BCCI’s attitude towards women’s cricket is summed up by two things — a recent Indian women’s international game did not even find existence on the Board’s site, and it has slotted an irrelevant tour to West Indies bang in the middle of the ICC Women’s World Cup next month.
Death, taxes and Daredevils
Should I say more about the constants of life? It was only a smoke screen that appeared when Zaheer Khan returned to action and the famed ex-Rajasthan duo of Rahul Dravid-Paddy Upton got behind Delhi Daredevils early this season. But the scorecards, barring a few exciting victories, showed the same old story.
‘Feeling bad for Dravid’ is a thing. Why?

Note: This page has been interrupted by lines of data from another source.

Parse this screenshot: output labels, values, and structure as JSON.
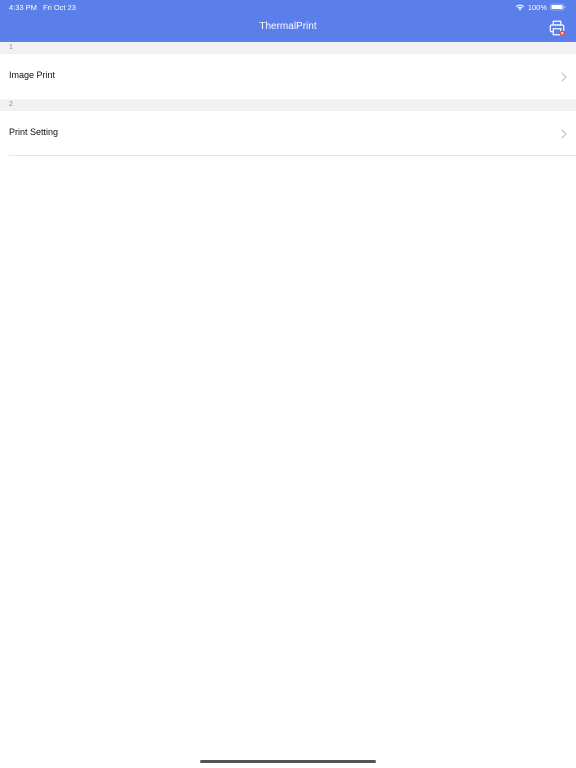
{
  "status_bar": {
    "time": "4:33 PM",
    "date": "Fri Oct 23",
    "battery_percent": "100%",
    "icons": [
      "wifi-icon",
      "battery-icon"
    ]
  },
  "nav_bar": {
    "title": "ThermalPrint",
    "right_icon": "printer-icon",
    "background_color": "#5a7fea"
  },
  "sections": [
    {
      "header": "1",
      "rows": [
        {
          "label": "Image Print",
          "accessory": "chevron-right-icon"
        }
      ]
    },
    {
      "header": "2",
      "rows": [
        {
          "label": "Print Setting",
          "accessory": "chevron-right-icon"
        }
      ]
    }
  ]
}
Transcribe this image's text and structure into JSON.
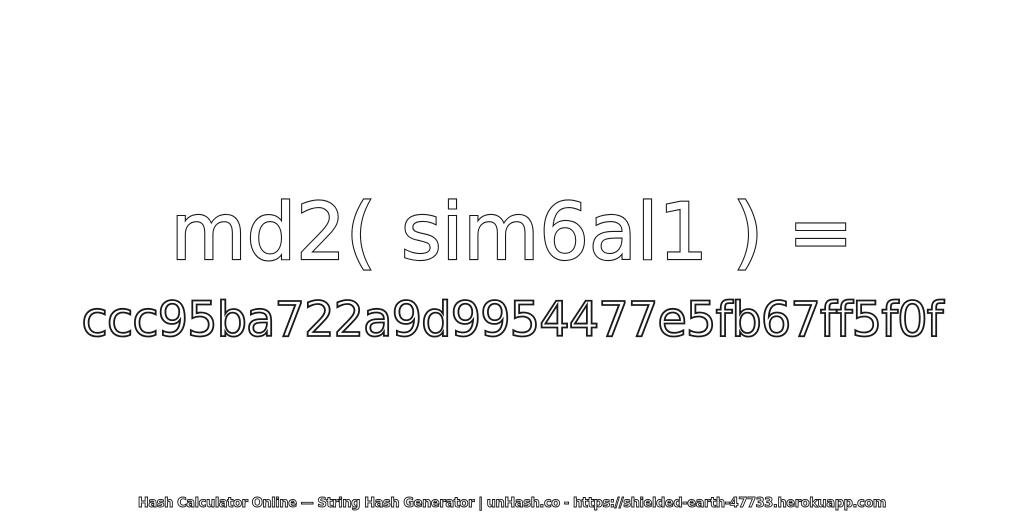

Which brings me to the lesson about feeling bad about Rahul Dravid. Whenever the Daredevils collapsed this season, there was generous footage of a dejected Dravid, leading to much sympathy on social media. Why? Wasn’t he as accountable, as coach, for the failures of the team — and for its shoddy catching and fielding this season? Perhaps this is a sign that the former legend and the 'God of Defence' may not be a great leader, after all *cough-guess-who-was-the-captain-of-India-in-World-Cup-2007-cough*
Dravid as just batting coach or mentor? Sure. But I have no tears for 'Jammy' as coach any more.
The next decade could have way less drama
The Indian Premier League in its first decade was like an infant — it shat its pants in public, embarrassed parents and guardians, threw tantrums and was rapped by higher powers for misbehaviour. We saw sex (a team owner reprimanded in South Africa for teasing a woman), drugs (remember Rahul Sharma and Wayne Parnell?) and rock-and-roll (with Srini, his son-in-law and company) but now, it could be time to mature.
Of course, there will be growing pangs, teenage rebellion but we might just see a mature, capable IPL by the end of it.